I had to say something about this recent article from DeZeen: “NASA Develops 3-D Printing Factory in Space.” I just finished the draft for The Portent, and there’s a scene in it that involves the marriage of nanotechnology (and/or synthetic biology) and 3-D printing. I hinted at that scene during my interview with Art Bell a week ago.
But NASA and the military industrial complex would never contemplate anything like that.
Here’s the Rebecca-from-Sunnybrook-Farm spin from NASA about the venture:
“This radically different approach to building space systems will enable us to create antennas and arrays that are tens-to-hundreds of times larger than are possible now, providing higher power, higher bandwidth, higher resolution, and higher sensitivity for a wide range of space missions.”
Sure. It’ll do that. It’s a great idea to make hardware in space.

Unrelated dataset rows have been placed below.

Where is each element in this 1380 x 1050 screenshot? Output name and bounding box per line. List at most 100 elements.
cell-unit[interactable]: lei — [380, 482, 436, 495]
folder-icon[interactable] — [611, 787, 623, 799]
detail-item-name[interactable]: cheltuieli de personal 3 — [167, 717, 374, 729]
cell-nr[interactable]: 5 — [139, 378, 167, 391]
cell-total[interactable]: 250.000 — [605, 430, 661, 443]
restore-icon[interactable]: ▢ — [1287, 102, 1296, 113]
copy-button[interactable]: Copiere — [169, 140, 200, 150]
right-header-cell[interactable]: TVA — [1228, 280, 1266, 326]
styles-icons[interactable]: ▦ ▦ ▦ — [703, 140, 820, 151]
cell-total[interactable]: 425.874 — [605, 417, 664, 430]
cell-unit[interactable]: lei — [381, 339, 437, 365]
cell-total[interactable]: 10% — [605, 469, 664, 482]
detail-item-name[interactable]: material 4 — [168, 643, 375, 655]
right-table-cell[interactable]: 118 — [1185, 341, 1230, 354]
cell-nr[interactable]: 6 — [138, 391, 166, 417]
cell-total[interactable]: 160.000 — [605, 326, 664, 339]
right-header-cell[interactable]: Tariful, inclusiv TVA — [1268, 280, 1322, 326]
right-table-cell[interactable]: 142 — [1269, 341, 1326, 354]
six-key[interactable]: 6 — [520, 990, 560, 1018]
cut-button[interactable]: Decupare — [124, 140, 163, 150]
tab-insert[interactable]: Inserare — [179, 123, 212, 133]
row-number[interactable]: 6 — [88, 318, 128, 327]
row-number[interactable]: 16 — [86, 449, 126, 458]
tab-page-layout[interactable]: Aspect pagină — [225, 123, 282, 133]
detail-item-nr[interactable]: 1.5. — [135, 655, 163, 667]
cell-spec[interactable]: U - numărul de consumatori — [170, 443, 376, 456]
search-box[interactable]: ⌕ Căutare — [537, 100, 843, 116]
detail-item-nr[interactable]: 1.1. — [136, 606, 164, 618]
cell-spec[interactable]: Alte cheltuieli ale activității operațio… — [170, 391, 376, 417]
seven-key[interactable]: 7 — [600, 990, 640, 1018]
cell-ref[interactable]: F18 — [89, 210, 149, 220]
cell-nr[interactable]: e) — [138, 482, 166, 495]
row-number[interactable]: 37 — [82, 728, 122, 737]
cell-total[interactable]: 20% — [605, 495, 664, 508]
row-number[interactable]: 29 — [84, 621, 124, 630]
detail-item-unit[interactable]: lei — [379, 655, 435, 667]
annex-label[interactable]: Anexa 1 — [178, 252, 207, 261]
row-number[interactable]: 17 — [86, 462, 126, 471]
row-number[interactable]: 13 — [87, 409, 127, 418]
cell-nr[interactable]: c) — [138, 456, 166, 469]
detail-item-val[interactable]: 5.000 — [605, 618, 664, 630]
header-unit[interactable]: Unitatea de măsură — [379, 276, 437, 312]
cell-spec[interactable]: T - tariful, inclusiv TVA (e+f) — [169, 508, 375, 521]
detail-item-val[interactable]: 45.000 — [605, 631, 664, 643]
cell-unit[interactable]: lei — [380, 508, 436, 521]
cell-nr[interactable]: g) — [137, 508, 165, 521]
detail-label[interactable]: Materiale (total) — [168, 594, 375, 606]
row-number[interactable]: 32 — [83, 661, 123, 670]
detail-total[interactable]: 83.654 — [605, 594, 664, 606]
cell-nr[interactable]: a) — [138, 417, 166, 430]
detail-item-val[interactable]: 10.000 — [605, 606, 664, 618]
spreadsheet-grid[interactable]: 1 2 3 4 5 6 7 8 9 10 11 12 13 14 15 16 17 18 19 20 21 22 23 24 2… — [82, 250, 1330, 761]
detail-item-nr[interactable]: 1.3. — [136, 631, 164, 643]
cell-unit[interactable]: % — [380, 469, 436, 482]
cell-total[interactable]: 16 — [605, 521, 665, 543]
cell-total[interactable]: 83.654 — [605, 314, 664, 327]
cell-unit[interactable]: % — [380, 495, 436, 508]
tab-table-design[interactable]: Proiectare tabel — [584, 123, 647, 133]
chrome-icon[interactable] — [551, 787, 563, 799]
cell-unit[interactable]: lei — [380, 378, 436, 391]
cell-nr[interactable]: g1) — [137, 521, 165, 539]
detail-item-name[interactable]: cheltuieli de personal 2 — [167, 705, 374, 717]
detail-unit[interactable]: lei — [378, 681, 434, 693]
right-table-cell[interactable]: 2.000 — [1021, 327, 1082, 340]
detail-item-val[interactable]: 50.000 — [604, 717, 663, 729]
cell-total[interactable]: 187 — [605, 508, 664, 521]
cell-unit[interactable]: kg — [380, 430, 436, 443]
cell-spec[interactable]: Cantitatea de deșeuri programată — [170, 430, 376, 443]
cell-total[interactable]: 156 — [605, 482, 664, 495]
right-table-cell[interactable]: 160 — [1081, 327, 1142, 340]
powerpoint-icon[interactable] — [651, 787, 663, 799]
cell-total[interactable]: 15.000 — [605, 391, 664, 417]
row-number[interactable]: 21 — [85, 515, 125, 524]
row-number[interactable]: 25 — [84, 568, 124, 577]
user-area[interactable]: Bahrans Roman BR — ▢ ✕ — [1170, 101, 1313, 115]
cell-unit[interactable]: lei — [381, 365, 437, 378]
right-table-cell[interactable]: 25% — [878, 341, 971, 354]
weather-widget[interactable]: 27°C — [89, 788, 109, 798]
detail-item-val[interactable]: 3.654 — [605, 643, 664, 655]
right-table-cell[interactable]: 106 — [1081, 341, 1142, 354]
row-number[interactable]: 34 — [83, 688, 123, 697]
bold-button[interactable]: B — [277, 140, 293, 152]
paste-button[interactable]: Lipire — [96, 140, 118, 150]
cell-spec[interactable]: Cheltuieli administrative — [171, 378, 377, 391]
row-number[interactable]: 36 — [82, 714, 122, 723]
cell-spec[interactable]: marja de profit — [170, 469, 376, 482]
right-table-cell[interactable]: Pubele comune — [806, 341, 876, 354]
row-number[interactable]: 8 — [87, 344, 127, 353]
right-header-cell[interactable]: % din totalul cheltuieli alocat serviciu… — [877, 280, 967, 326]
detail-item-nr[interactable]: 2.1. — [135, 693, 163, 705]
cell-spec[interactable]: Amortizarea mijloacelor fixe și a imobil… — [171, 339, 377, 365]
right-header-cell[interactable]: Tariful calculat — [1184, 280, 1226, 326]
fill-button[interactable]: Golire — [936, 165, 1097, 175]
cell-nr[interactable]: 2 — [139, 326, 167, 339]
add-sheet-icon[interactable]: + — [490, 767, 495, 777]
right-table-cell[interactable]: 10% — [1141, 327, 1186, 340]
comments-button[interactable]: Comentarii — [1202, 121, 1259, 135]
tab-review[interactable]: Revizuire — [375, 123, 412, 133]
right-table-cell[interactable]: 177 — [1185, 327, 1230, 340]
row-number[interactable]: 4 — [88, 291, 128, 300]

Why not?
The problem is that it doesn’t take too much imagination to speculate on what sort of other kinds of recipes and ingredients NASA could put into a technology like 3-D printing (“What would you like to make today . . . with organic materials?”). Garbage in, garbage out. Organic material in …
The unpopular reality is that, if and when NASA or anyone else is able to wield synthetic biology (that’s writing new, unique DNA from the atomic and molecular level up), it would be painfully easy to fabricate non-terrestrial DNA and claim it’s alien life. That’s not debunking. It’s a frank admission that those who don’t wield such technology would have no hope of critically evaluating such a claim in a world where some people did wield that technology. And once someone achieves the ability to manufacture non-terrestrial DNA right here on earth (again, think about that one), then what’s to stop any tethering of it to 3-D technology?
In other words, in such a world, how would we tell truth from falsehood with respect to a claim that ET life had been discovered? Granted, I’m with you if you’re thinking most scientists could be trusted with such a research claim (i.e., they’d be doing honest science). But I hope no one is so gullible to think that science is never politicized, and that this particular science would never be politicized.
It’s a shame that this sort of technology has the potential to take something that’s true and undermine it with skepticism, and to take something false and celebrate it as truth. But it might not be that way had those in power in these areas for so many years been more ethical and high-minded. We reap what we sow.
What’s the likelihood 3D printing evolves into something approximating a replicator on Star Trek? Because that would be fantastic.
really, nothing – you’re just inputting the recipe; nanotech and the 3-D printer do the rest.
Makes you wonder if such a genetically-engineered entity could be/would be inherently animated as a result of said DNA creation, or would they only be successful in creating a lifeless golem, essentially unable to “breathe into its nostrils the breath of life”? But of course the “alien” wouldn’t have to be alive to be “proof” of EBE.
good thought. I actually hit that in a conversation in The Portent.